Strategic Integration: ESRS link to business models

What does this mean in practice? According to the EU, companies must explain how their business model and commercial strategy interact with sustainability issues (ESRS 2, §46). This includes detailing where and how the company has societal impacts, financial risks and opportunities across the company’s value chain (ESRS 2 §38). Additionally, companies must show if, how, and when they plan to address these IROs I.e. will the company commit to strategic targets, will they adjust their business model, and are they allocating the necessary resources (ESRS 2, §75, §80 and §81).1

Integrate strategy and business model assessment in the DMA

Given the absence of universally accepted approaches to fulfilling these ESRS requirements, we’ve integrated strategy and business model considerations into our double materiality tool. Hereby, making the commercial link part of the materiality assessment of impacts and financial risks. The challenge is now capitalising on the strategic links and going beyond mere compliance to fully exploit the opportunities presented by the DMA.

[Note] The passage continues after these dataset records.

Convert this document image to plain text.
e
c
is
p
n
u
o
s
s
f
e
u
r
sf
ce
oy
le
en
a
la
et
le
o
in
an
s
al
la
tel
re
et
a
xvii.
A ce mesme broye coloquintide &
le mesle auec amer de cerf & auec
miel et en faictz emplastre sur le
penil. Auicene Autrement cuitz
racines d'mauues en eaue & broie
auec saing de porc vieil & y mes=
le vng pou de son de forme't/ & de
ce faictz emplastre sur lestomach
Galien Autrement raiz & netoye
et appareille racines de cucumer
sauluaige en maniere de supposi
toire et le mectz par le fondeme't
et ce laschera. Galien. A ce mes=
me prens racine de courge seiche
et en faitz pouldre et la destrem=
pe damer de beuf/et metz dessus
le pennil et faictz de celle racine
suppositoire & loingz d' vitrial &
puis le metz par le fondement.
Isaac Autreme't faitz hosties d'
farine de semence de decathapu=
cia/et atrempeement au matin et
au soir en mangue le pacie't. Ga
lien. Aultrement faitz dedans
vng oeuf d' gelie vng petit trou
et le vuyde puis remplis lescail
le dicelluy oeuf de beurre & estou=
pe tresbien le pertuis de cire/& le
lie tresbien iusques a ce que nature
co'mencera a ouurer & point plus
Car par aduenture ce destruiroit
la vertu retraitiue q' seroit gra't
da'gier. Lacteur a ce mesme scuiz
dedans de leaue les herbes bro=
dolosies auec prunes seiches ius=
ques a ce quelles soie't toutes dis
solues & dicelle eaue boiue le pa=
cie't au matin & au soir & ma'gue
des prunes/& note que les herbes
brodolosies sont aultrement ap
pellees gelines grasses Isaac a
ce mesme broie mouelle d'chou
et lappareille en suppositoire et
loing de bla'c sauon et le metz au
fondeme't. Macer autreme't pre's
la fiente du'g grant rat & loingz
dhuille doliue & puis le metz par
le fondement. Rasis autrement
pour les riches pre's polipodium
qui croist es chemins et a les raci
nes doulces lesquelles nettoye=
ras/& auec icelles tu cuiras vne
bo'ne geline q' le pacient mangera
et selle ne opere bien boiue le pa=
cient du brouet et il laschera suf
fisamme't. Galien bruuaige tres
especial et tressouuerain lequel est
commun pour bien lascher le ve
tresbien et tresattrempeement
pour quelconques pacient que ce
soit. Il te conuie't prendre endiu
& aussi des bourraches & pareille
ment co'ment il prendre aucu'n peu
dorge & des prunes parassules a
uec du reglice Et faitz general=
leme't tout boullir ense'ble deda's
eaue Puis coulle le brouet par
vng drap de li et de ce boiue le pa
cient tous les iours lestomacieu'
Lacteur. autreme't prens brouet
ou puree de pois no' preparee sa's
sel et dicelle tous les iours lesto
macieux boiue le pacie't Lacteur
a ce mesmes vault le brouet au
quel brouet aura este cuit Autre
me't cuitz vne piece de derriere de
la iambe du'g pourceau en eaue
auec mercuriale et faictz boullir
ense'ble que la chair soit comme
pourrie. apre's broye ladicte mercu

From compliance to commercial value; it’s about using the insights from the DMA to reimagine your business

Despite detailed DMAs, many companies struggle to define what comes next. Common concerns include determining actionable steps for the most critical sustainability topics, identifying business model implications, and embedding the EU’s corporate sustainability principles within the organisational structures.

Translating the DMA results into strategic action by understanding how your business model drives negative impact and opportunities

At this end of the DMA process, we have laid the groundwork for managing and prioritising material IRO, however, no additional value has been derived from the DMA. 

To start working strategically with your material IROs, it is relevant to ask yourself: “If nothing changed, what would each additional EUR earned mean for our material sustainability topics?”  Exploring this question allows you to identify whether and in what ways your current business model might drive negative impacts. E.g. if your business grows will your carbon footprint do the same?

If you aim to grow your business without altering current practices, products or services, you may inevitably escalate negative impacts, i.e. your negative impacts and business model are intrinsically linked. 

Drawing from these insights, the DMA provides a powerful foundation to reimagine your strategy and operational approaches. When managed effectively, material sustainability impacts can be transformed into drivers of commercial success, while enduring long-term resilience. We are excited for these steps to come, where more and more companies’ strategy work takes off in the DMA.  

 

 


 

 

 

1These specific disclosure requirements are outlined in the standard as follows:

  • Disclosing the elements of the strategy that relate to or impact sustainability matters, business model and value chain (ESRS 2 §38)
  • Disclosing the interaction between the company’s material impacts and its strategy and business model (ESRS 2, §46)
  • Disclose any metrics that are used to evaluate performance and effectiveness, in relation to a material impact, risk or opportunity (ESRS 2, §75).
  • Disclose the measurable, outcome-oriented and time-bound targets on material sustainability matters set to assess progress (ESRS 2, §80).
  • If the undertaking has not set any measurable outcome-oriented targets
    • (a) it may disclose whether such targets will be set and the timeframe for setting them, or the reasons why the undertaking does not plan to set such targets (ESRS 2, §81a).
    • (b) it shall disclose whether it nevertheless tracks the effectiveness of its policies and actions in relation to the material sustainability-related impact, risk and opportunity (ESRS 2, §81b).